Cuando se comprenda el explícito e incondicional
apoyo exterior de los gobiernos democráticos a la independencia de cualquier
república soviética —como se hizo con Luxemburgo, Barbados o Namibia—, sin
artimañas dialécticas por miedo a un enfrentamiento diplomático con Moscú,
habremos ganado una batalla más a favor de la justicia natural, la cual se
antepone por imperativo a cualquier cláusula de materialismo histórico, de
ficticias ataduras geográficas o de compromisos bilaterales. Desconocer o no
querer reconocer estas reivindicaciones es negar el sufrimiento físico y moral
causado por sinuosas doctrinas en nombre de una supuesta cohesión nacional. Si
bien es verdad que en Occidente el concepto nacionalista despierta rápidamente
recelos y amargos recuerdos, tampoco debe olvidarse la diferencia que existe
entre el nacionalismo de un estado opresor y el de una nación oprimida, entre
la idea nacional y fundamentalista con sus inefables consignas y símbolos
patrios enmarcados para la posteridad y la soberanía que garantiza el
desarrollo de unas culturas oprimidas por la imposición de valores ajenos a su
idiosincrasia.
El gran problema en la URSS radica en el sentimiento
de superioridad ruso, en su confusa manera de considerar propio lo ajeno y su
relación de dominio con el resto de las naciones soviéticas no rusas; mientras
estas últimas sienten que han sido explotadas, los rusos creen que sus “sacrificios”
no han sido debidamente considerados. De ahí que pongan como condición previa a
cualquier negociación sobre el tema de la secesión el pago de indemnizaciones a
Rusia por los bienes cedidos, pretensión bastante fantasiosa, ya que si se
hicieran cuentas veraces, serían los rusos quienes deberían hacerse cargo, como
en el caso de Alemania después de la II Guerra Mundial, por los estragos
económicos, culturales, ecológicos, lingüísticos, morales, etcétera, que han
ocasionado en todas aquellas tierras en las que asentaron su atenazadora garra
ideológica. Allí, los nacionalismos son imprescindibles para la evolución de
voces plurales que impidan el crecimiento del sistema totalitario; así lo
acaban de confirmar el triunfo de independentistas y reformistas en las
elecciones de los representantes a los Soviets Supremos locales. El primer paso
para consolidar esto sería retirar de circulación la vigente Constitución
soviética, permitiendo que cada República se federe con sus propias identidades
colectivas y variantes constitucionales. Para un ruso será muy difícil digerir
semejante propuesta, ya que supondría aceptar que Lituania, Georgia, Moldavia o
Azerbaiyán dejan de formar parte de su huerto privado y campo de maniobras
experimental; supondría para ellos la quiebra de su principal fuente de
orgullo, la de ser superpotencia mundial.

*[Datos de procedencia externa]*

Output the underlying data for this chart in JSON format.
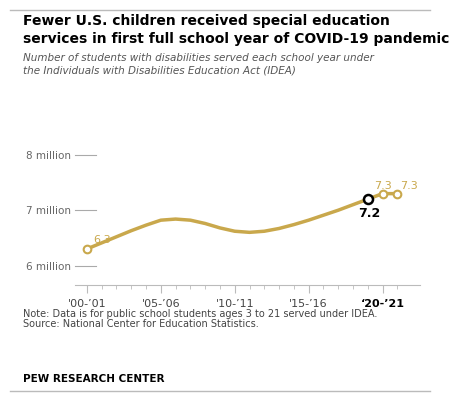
{
  "title_line1": "Fewer U.S. children received special education",
  "title_line2": "services in first full school year of COVID-19 pandemic",
  "subtitle_line1": "Number of students with disabilities served each school year under",
  "subtitle_line2": "the Individuals with Disabilities Education Act (IDEA)",
  "note_line1": "Note: Data is for public school students ages 3 to 21 served under IDEA.",
  "note_line2": "Source: National Center for Education Statistics.",
  "footer": "PEW RESEARCH CENTER",
  "x_values": [
    0,
    1,
    2,
    3,
    4,
    5,
    6,
    7,
    8,
    9,
    10,
    11,
    12,
    13,
    14,
    15,
    16,
    17,
    18,
    19,
    20,
    21
  ],
  "y_values": [
    6.3,
    6.41,
    6.52,
    6.63,
    6.73,
    6.82,
    6.84,
    6.82,
    6.76,
    6.68,
    6.62,
    6.6,
    6.62,
    6.67,
    6.74,
    6.82,
    6.91,
    7.0,
    7.1,
    7.2,
    7.3,
    7.3
  ],
  "x_tick_positions": [
    0,
    5,
    10,
    15,
    20
  ],
  "x_tick_labels": [
    "'00-’01",
    "'05-’06",
    "'10-’11",
    "'15-’16",
    "‘20-’21"
  ],
  "y_ticks": [
    6.0,
    7.0,
    8.0
  ],
  "y_tick_labels": [
    "6 million",
    "7 million",
    "8 million"
  ],
  "line_color": "#C9A84C",
  "background_color": "#ffffff",
  "ylim_bottom": 5.65,
  "ylim_top": 8.35,
  "xlim_left": -0.8,
  "xlim_right": 22.5
}
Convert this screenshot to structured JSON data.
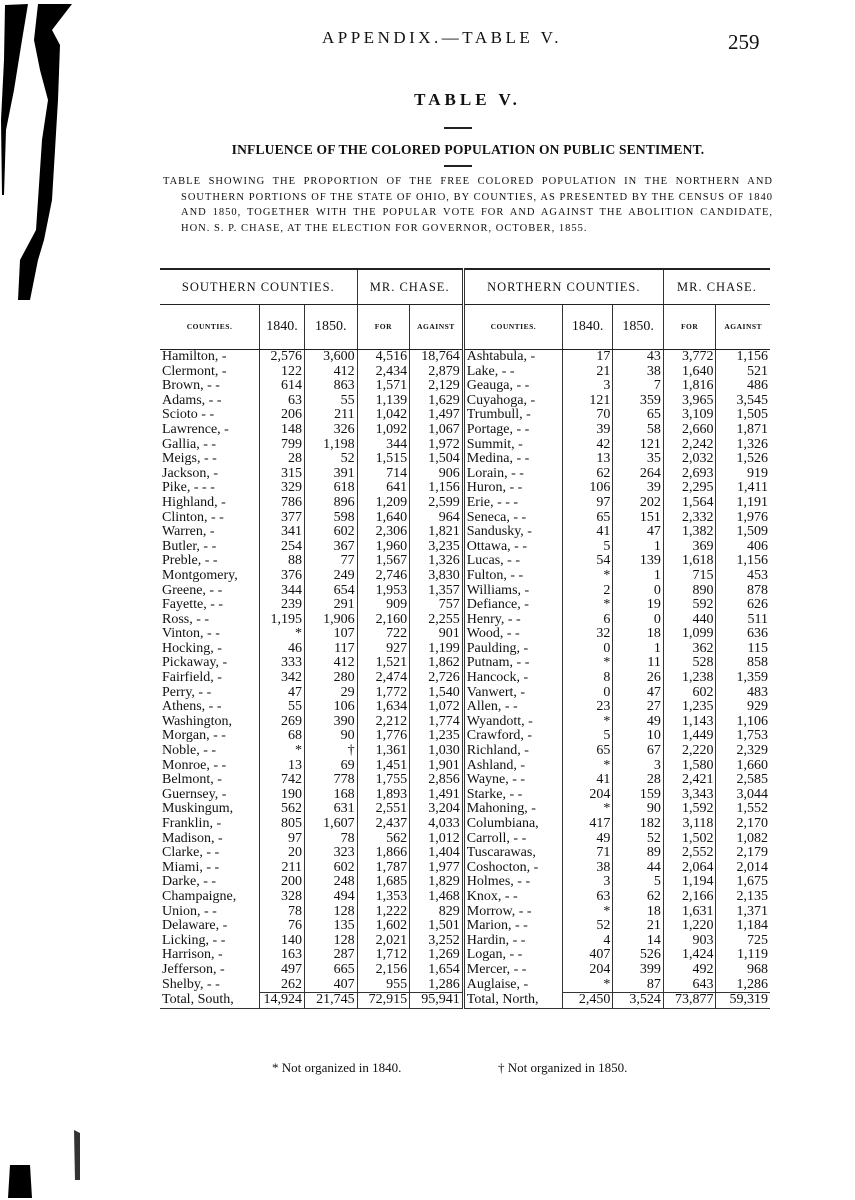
{
  "header": {
    "running_head": "APPENDIX.—TABLE V.",
    "page_number": "259"
  },
  "title": "TABLE V.",
  "subtitle": "INFLUENCE OF THE COLORED POPULATION ON PUBLIC SENTIMENT.",
  "caption": "TABLE SHOWING THE PROPORTION OF THE FREE COLORED POPULATION IN THE NORTHERN AND SOUTHERN PORTIONS OF THE STATE OF OHIO, BY COUNTIES, AS PRESENTED BY THE CENSUS OF 1840 AND 1850, TOGETHER WITH THE POPULAR VOTE FOR AND AGAINST THE ABOLITION CANDIDATE, HON. S. P. CHASE, AT THE ELECTION FOR GOVERNOR, OCTOBER, 1855.",
  "table": {
    "group_headers": [
      "SOUTHERN COUNTIES.",
      "MR. CHASE.",
      "NORTHERN COUNTIES.",
      "MR. CHASE."
    ],
    "column_headers": [
      "COUNTIES.",
      "1840.",
      "1850.",
      "FOR",
      "AGAINST",
      "COUNTIES.",
      "1840.",
      "1850.",
      "FOR",
      "AGAINST"
    ],
    "south": [
      [
        "Hamilton,  -",
        "2,576",
        "3,600",
        "4,516",
        "18,764"
      ],
      [
        "Clermont,  -",
        "122",
        "412",
        "2,434",
        "2,879"
      ],
      [
        "Brown,  -  -",
        "614",
        "863",
        "1,571",
        "2,129"
      ],
      [
        "Adams,  -  -",
        "63",
        "55",
        "1,139",
        "1,629"
      ],
      [
        "Scioto  -  -",
        "206",
        "211",
        "1,042",
        "1,497"
      ],
      [
        "Lawrence,  -",
        "148",
        "326",
        "1,092",
        "1,067"
      ],
      [
        "Gallia,  -  -",
        "799",
        "1,198",
        "344",
        "1,972"
      ],
      [
        "Meigs,  -  -",
        "28",
        "52",
        "1,515",
        "1,504"
      ],
      [
        "Jackson,  -",
        "315",
        "391",
        "714",
        "906"
      ],
      [
        "Pike, -  -  -",
        "329",
        "618",
        "641",
        "1,156"
      ],
      [
        "Highland,  -",
        "786",
        "896",
        "1,209",
        "2,599"
      ],
      [
        "Clinton,  -  -",
        "377",
        "598",
        "1,640",
        "964"
      ],
      [
        "Warren,  -",
        "341",
        "602",
        "2,306",
        "1,821"
      ],
      [
        "Butler,  -  -",
        "254",
        "367",
        "1,960",
        "3,235"
      ],
      [
        "Preble,  -  -",
        "88",
        "77",
        "1,567",
        "1,326"
      ],
      [
        "Montgomery,",
        "376",
        "249",
        "2,746",
        "3,830"
      ],
      [
        "Greene,  -  -",
        "344",
        "654",
        "1,953",
        "1,357"
      ],
      [
        "Fayette,  -  -",
        "239",
        "291",
        "909",
        "757"
      ],
      [
        "Ross,  -  -",
        "1,195",
        "1,906",
        "2,160",
        "2,255"
      ],
      [
        "Vinton,  -  -",
        "*",
        "107",
        "722",
        "901"
      ],
      [
        "Hocking,  -",
        "46",
        "117",
        "927",
        "1,199"
      ],
      [
        "Pickaway,  -",
        "333",
        "412",
        "1,521",
        "1,862"
      ],
      [
        "Fairfield,  -",
        "342",
        "280",
        "2,474",
        "2,726"
      ],
      [
        "Perry,  -  -",
        "47",
        "29",
        "1,772",
        "1,540"
      ],
      [
        "Athens,  -  -",
        "55",
        "106",
        "1,634",
        "1,072"
      ],
      [
        "Washington,",
        "269",
        "390",
        "2,212",
        "1,774"
      ],
      [
        "Morgan,  -  -",
        "68",
        "90",
        "1,776",
        "1,235"
      ],
      [
        "Noble,  -  -",
        "*",
        "†",
        "1,361",
        "1,030"
      ],
      [
        "Monroe,  -  -",
        "13",
        "69",
        "1,451",
        "1,901"
      ],
      [
        "Belmont,  -",
        "742",
        "778",
        "1,755",
        "2,856"
      ],
      [
        "Guernsey,  -",
        "190",
        "168",
        "1,893",
        "1,491"
      ],
      [
        "Muskingum,",
        "562",
        "631",
        "2,551",
        "3,204"
      ],
      [
        "Franklin,  -",
        "805",
        "1,607",
        "2,437",
        "4,033"
      ],
      [
        "Madison,  -",
        "97",
        "78",
        "562",
        "1,012"
      ],
      [
        "Clarke,  -  -",
        "20",
        "323",
        "1,866",
        "1,404"
      ],
      [
        "Miami,  -  -",
        "211",
        "602",
        "1,787",
        "1,977"
      ],
      [
        "Darke,  -  -",
        "200",
        "248",
        "1,685",
        "1,829"
      ],
      [
        "Champaigne,",
        "328",
        "494",
        "1,353",
        "1,468"
      ],
      [
        "Union,  -  -",
        "78",
        "128",
        "1,222",
        "829"
      ],
      [
        "Delaware,  -",
        "76",
        "135",
        "1,602",
        "1,501"
      ],
      [
        "Licking, -  -",
        "140",
        "128",
        "2,021",
        "3,252"
      ],
      [
        "Harrison,  -",
        "163",
        "287",
        "1,712",
        "1,269"
      ],
      [
        "Jefferson,  -",
        "497",
        "665",
        "2,156",
        "1,654"
      ],
      [
        "Shelby,  -  -",
        "262",
        "407",
        "955",
        "1,286"
      ]
    ],
    "north": [
      [
        "Ashtabula,  -",
        "17",
        "43",
        "3,772",
        "1,156"
      ],
      [
        "Lake,  -  -",
        "21",
        "38",
        "1,640",
        "521"
      ],
      [
        "Geauga, -  -",
        "3",
        "7",
        "1,816",
        "486"
      ],
      [
        "Cuyahoga,  -",
        "121",
        "359",
        "3,965",
        "3,545"
      ],
      [
        "Trumbull,  -",
        "70",
        "65",
        "3,109",
        "1,505"
      ],
      [
        "Portage, -  -",
        "39",
        "58",
        "2,660",
        "1,871"
      ],
      [
        "Summit,  -",
        "42",
        "121",
        "2,242",
        "1,326"
      ],
      [
        "Medina, -  -",
        "13",
        "35",
        "2,032",
        "1,526"
      ],
      [
        "Lorain,  -  -",
        "62",
        "264",
        "2,693",
        "919"
      ],
      [
        "Huron,  -  -",
        "106",
        "39",
        "2,295",
        "1,411"
      ],
      [
        "Erie, -  -  -",
        "97",
        "202",
        "1,564",
        "1,191"
      ],
      [
        "Seneca,  -  -",
        "65",
        "151",
        "2,332",
        "1,976"
      ],
      [
        "Sandusky,  -",
        "41",
        "47",
        "1,382",
        "1,509"
      ],
      [
        "Ottawa,  -  -",
        "5",
        "1",
        "369",
        "406"
      ],
      [
        "Lucas,  -  -",
        "54",
        "139",
        "1,618",
        "1,156"
      ],
      [
        "Fulton, -  -",
        "*",
        "1",
        "715",
        "453"
      ],
      [
        "Williams,  -",
        "2",
        "0",
        "890",
        "878"
      ],
      [
        "Defiance,  -",
        "*",
        "19",
        "592",
        "626"
      ],
      [
        "Henry,  -  -",
        "6",
        "0",
        "440",
        "511"
      ],
      [
        "Wood,  -  -",
        "32",
        "18",
        "1,099",
        "636"
      ],
      [
        "Paulding,  -",
        "0",
        "1",
        "362",
        "115"
      ],
      [
        "Putnam, -  -",
        "*",
        "11",
        "528",
        "858"
      ],
      [
        "Hancock,  -",
        "8",
        "26",
        "1,238",
        "1,359"
      ],
      [
        "Vanwert,  -",
        "0",
        "47",
        "602",
        "483"
      ],
      [
        "Allen,  -  -",
        "23",
        "27",
        "1,235",
        "929"
      ],
      [
        "Wyandott,  -",
        "*",
        "49",
        "1,143",
        "1,106"
      ],
      [
        "Crawford,  -",
        "5",
        "10",
        "1,449",
        "1,753"
      ],
      [
        "Richland,  -",
        "65",
        "67",
        "2,220",
        "2,329"
      ],
      [
        "Ashland,  -",
        "*",
        "3",
        "1,580",
        "1,660"
      ],
      [
        "Wayne,  -  -",
        "41",
        "28",
        "2,421",
        "2,585"
      ],
      [
        "Starke,  -  -",
        "204",
        "159",
        "3,343",
        "3,044"
      ],
      [
        "Mahoning,  -",
        "*",
        "90",
        "1,592",
        "1,552"
      ],
      [
        "Columbiana,",
        "417",
        "182",
        "3,118",
        "2,170"
      ],
      [
        "Carroll,  -  -",
        "49",
        "52",
        "1,502",
        "1,082"
      ],
      [
        "Tuscarawas,",
        "71",
        "89",
        "2,552",
        "2,179"
      ],
      [
        "Coshocton,  -",
        "38",
        "44",
        "2,064",
        "2,014"
      ],
      [
        "Holmes,  -  -",
        "3",
        "5",
        "1,194",
        "1,675"
      ],
      [
        "Knox,  -  -",
        "63",
        "62",
        "2,166",
        "2,135"
      ],
      [
        "Morrow, -  -",
        "*",
        "18",
        "1,631",
        "1,371"
      ],
      [
        "Marion,  -  -",
        "52",
        "21",
        "1,220",
        "1,184"
      ],
      [
        "Hardin,  -  -",
        "4",
        "14",
        "903",
        "725"
      ],
      [
        "Logan,  -  -",
        "407",
        "526",
        "1,424",
        "1,119"
      ],
      [
        "Mercer,  -  -",
        "204",
        "399",
        "492",
        "968"
      ],
      [
        "Auglaise,  -",
        "*",
        "87",
        "643",
        "1,286"
      ]
    ],
    "total_south": [
      "Total, South,",
      "14,924",
      "21,745",
      "72,915",
      "95,941"
    ],
    "total_north": [
      "Total, North,",
      "2,450",
      "3,524",
      "73,877",
      "59,319"
    ]
  },
  "footnotes": [
    "* Not organized in 1840.",
    "† Not organized in 1850."
  ]
}
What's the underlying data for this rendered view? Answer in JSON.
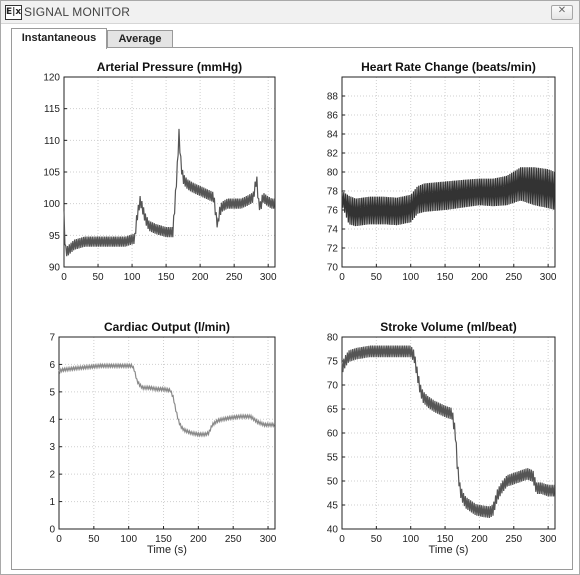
{
  "window": {
    "title": "SIGNAL MONITOR",
    "icon": "app-icon",
    "icon_text": "E|x",
    "close_icon": "close-icon"
  },
  "tabs": [
    {
      "label": "Instantaneous",
      "active": true
    },
    {
      "label": "Average",
      "active": false
    }
  ],
  "chart_data": [
    {
      "type": "line",
      "title": "Arterial Pressure (mmHg)",
      "xlabel": "",
      "ylabel": "",
      "xlim": [
        0,
        310
      ],
      "ylim": [
        90,
        120
      ],
      "xticks": [
        0,
        50,
        100,
        150,
        200,
        250,
        300
      ],
      "yticks": [
        90,
        95,
        100,
        105,
        110,
        115,
        120
      ],
      "grid": true,
      "color": "#555555",
      "oscillation": 0.8,
      "series": [
        {
          "x": [
            0,
            2,
            5,
            15,
            30,
            50,
            70,
            90,
            104,
            106,
            110,
            112,
            116,
            120,
            125,
            135,
            150,
            160,
            163,
            166,
            169,
            172,
            175,
            178,
            182,
            190,
            200,
            210,
            220,
            224,
            226,
            228,
            232,
            240,
            250,
            260,
            270,
            278,
            283,
            286,
            289,
            292,
            298,
            305,
            310
          ],
          "y": [
            98,
            92.5,
            92.5,
            93.5,
            94,
            94,
            94,
            94,
            94.5,
            97,
            99.5,
            100.5,
            99,
            97.5,
            96.5,
            96,
            95.5,
            95.5,
            100,
            105,
            111,
            106,
            104,
            103.5,
            103,
            102.5,
            102,
            101.5,
            101,
            97.5,
            96.5,
            98.5,
            99.5,
            100,
            100,
            100,
            100.5,
            101,
            104,
            100,
            99.5,
            101,
            100.5,
            100,
            100
          ]
        }
      ]
    },
    {
      "type": "line",
      "title": "Heart Rate Change (beats/min)",
      "xlabel": "",
      "ylabel": "",
      "xlim": [
        0,
        310
      ],
      "ylim": [
        70,
        90
      ],
      "xticks": [
        0,
        50,
        100,
        150,
        200,
        250,
        300
      ],
      "yticks": [
        70,
        72,
        74,
        76,
        78,
        80,
        82,
        84,
        86,
        88
      ],
      "grid": true,
      "color": "#333333",
      "oscillation": 1.7,
      "series": [
        {
          "x": [
            0,
            10,
            20,
            40,
            60,
            80,
            100,
            110,
            120,
            150,
            180,
            200,
            220,
            240,
            260,
            280,
            300,
            310
          ],
          "y": [
            78,
            77.5,
            77.2,
            77.4,
            77.4,
            77.3,
            77.6,
            78.5,
            78.8,
            79,
            79.2,
            79.3,
            79.3,
            79.6,
            80.5,
            80.5,
            80.3,
            80
          ]
        }
      ],
      "lower_band": [
        [
          0,
          10,
          20,
          40,
          60,
          80,
          100,
          110,
          120,
          150,
          180,
          200,
          220,
          240,
          260,
          280,
          300,
          310
        ],
        [
          76.5,
          74.5,
          74.3,
          74.5,
          74.5,
          74.4,
          74.7,
          75.6,
          75.8,
          76,
          76.3,
          76.5,
          76.4,
          76.5,
          77,
          76.5,
          76.2,
          76
        ]
      ]
    },
    {
      "type": "line",
      "title": "Cardiac Output (l/min)",
      "xlabel": "Time (s)",
      "ylabel": "",
      "xlim": [
        0,
        310
      ],
      "ylim": [
        0,
        7
      ],
      "xticks": [
        0,
        50,
        100,
        150,
        200,
        250,
        300
      ],
      "yticks": [
        0,
        1,
        2,
        3,
        4,
        5,
        6,
        7
      ],
      "grid": true,
      "color": "#8a8a8a",
      "oscillation": 0.05,
      "series": [
        {
          "x": [
            0,
            5,
            20,
            40,
            60,
            80,
            100,
            105,
            108,
            112,
            116,
            120,
            130,
            140,
            150,
            160,
            164,
            168,
            172,
            176,
            180,
            185,
            190,
            200,
            210,
            215,
            220,
            228,
            235,
            245,
            260,
            275,
            285,
            295,
            310
          ],
          "y": [
            5.75,
            5.8,
            5.85,
            5.9,
            5.95,
            5.95,
            5.95,
            5.95,
            5.8,
            5.4,
            5.25,
            5.15,
            5.15,
            5.1,
            5.1,
            5.05,
            4.8,
            4.3,
            3.9,
            3.7,
            3.6,
            3.55,
            3.5,
            3.45,
            3.45,
            3.5,
            3.8,
            3.95,
            4.0,
            4.05,
            4.1,
            4.1,
            3.9,
            3.8,
            3.8
          ]
        }
      ]
    },
    {
      "type": "line",
      "title": "Stroke Volume (ml/beat)",
      "xlabel": "Time (s)",
      "ylabel": "",
      "xlim": [
        0,
        310
      ],
      "ylim": [
        40,
        80
      ],
      "xticks": [
        0,
        50,
        100,
        150,
        200,
        250,
        300
      ],
      "yticks": [
        40,
        45,
        50,
        55,
        60,
        65,
        70,
        75,
        80
      ],
      "grid": true,
      "color": "#555555",
      "oscillation": 1.2,
      "series": [
        {
          "x": [
            0,
            5,
            10,
            20,
            40,
            60,
            80,
            100,
            105,
            110,
            114,
            118,
            125,
            135,
            150,
            160,
            165,
            168,
            172,
            176,
            180,
            185,
            190,
            195,
            205,
            215,
            220,
            226,
            232,
            240,
            250,
            260,
            270,
            278,
            283,
            290,
            300,
            310
          ],
          "y": [
            73.5,
            75,
            76,
            76.5,
            77,
            77,
            77,
            77,
            76,
            72,
            69,
            67.5,
            66.5,
            65.5,
            64.5,
            64,
            60,
            53,
            48,
            46.5,
            45.5,
            45,
            44.5,
            44,
            43.7,
            43.5,
            44,
            47,
            48.5,
            50,
            50.5,
            51,
            51.5,
            51,
            48.5,
            48.5,
            48,
            48
          ]
        }
      ]
    }
  ]
}
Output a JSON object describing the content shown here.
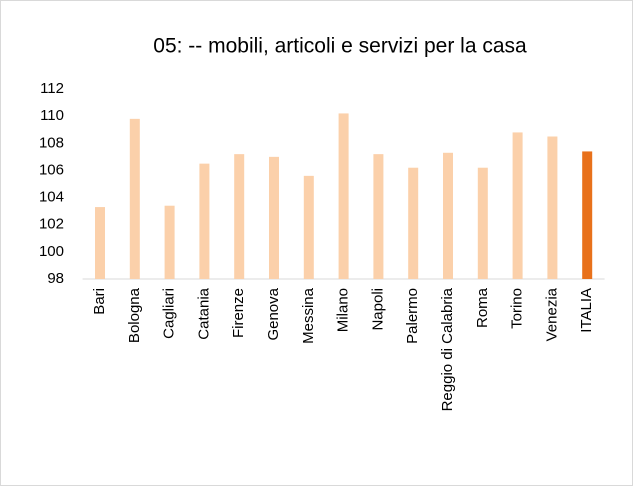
{
  "chart_data": {
    "type": "bar",
    "title": "05: -- mobili, articoli e servizi per la casa",
    "categories": [
      "Bari",
      "Bologna",
      "Cagliari",
      "Catania",
      "Firenze",
      "Genova",
      "Messina",
      "Milano",
      "Napoli",
      "Palermo",
      "Reggio di Calabria",
      "Roma",
      "Torino",
      "Venezia",
      "ITALIA"
    ],
    "values": [
      103.3,
      109.8,
      103.4,
      106.5,
      107.2,
      107.0,
      105.6,
      110.2,
      107.2,
      106.2,
      107.3,
      106.2,
      108.8,
      108.5,
      107.4
    ],
    "colors": [
      "#fbd0aa",
      "#fbd0aa",
      "#fbd0aa",
      "#fbd0aa",
      "#fbd0aa",
      "#fbd0aa",
      "#fbd0aa",
      "#fbd0aa",
      "#fbd0aa",
      "#fbd0aa",
      "#fbd0aa",
      "#fbd0aa",
      "#fbd0aa",
      "#fbd0aa",
      "#e8711b"
    ],
    "ylim": [
      98,
      112
    ],
    "yticks": [
      98,
      100,
      102,
      104,
      106,
      108,
      110,
      112
    ],
    "grid": false
  }
}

Más que impulsor de reformas, Gorbachov es un
retardador del gesto bruto militar, ya que la expresión popular ha sido el
verdadero motor de los cambios. No olvidemos que el líder soviético es
simplemente una pieza más en este resbaladizo tablero, no el inventor del
juego, y con su nueva parcela de poder —y aquí uno vuelve a preguntarse a qué
han renunciado realmente los dirigentes comunistas— Gorbachov está a punto de
pasar de la categoría de héroe como guerrero a la de héroe como emperador, de
su papel de redentor sólo queda una difusa estela de humo, mientras el PCUS,
después de haber aplastado el movimiento disidente, intenta ocupar el papel de
fuerza opositora que critica a la sociedad soviética. La duda que debe de estar
inquietando a muchos, sin duda, radica en si en la URSS se están preparando
para una verdadera democratización o si se tiene planeado una renovación de los
viejos valores para evitar la desintegración. Una cosa está clara: mientras
siga existiendo un régimen imperial, ningún simulacro de proceso igualitario
puede hacemos creer lo contrario.
La Vanguardia, 27 de marzo de 1990, p.19.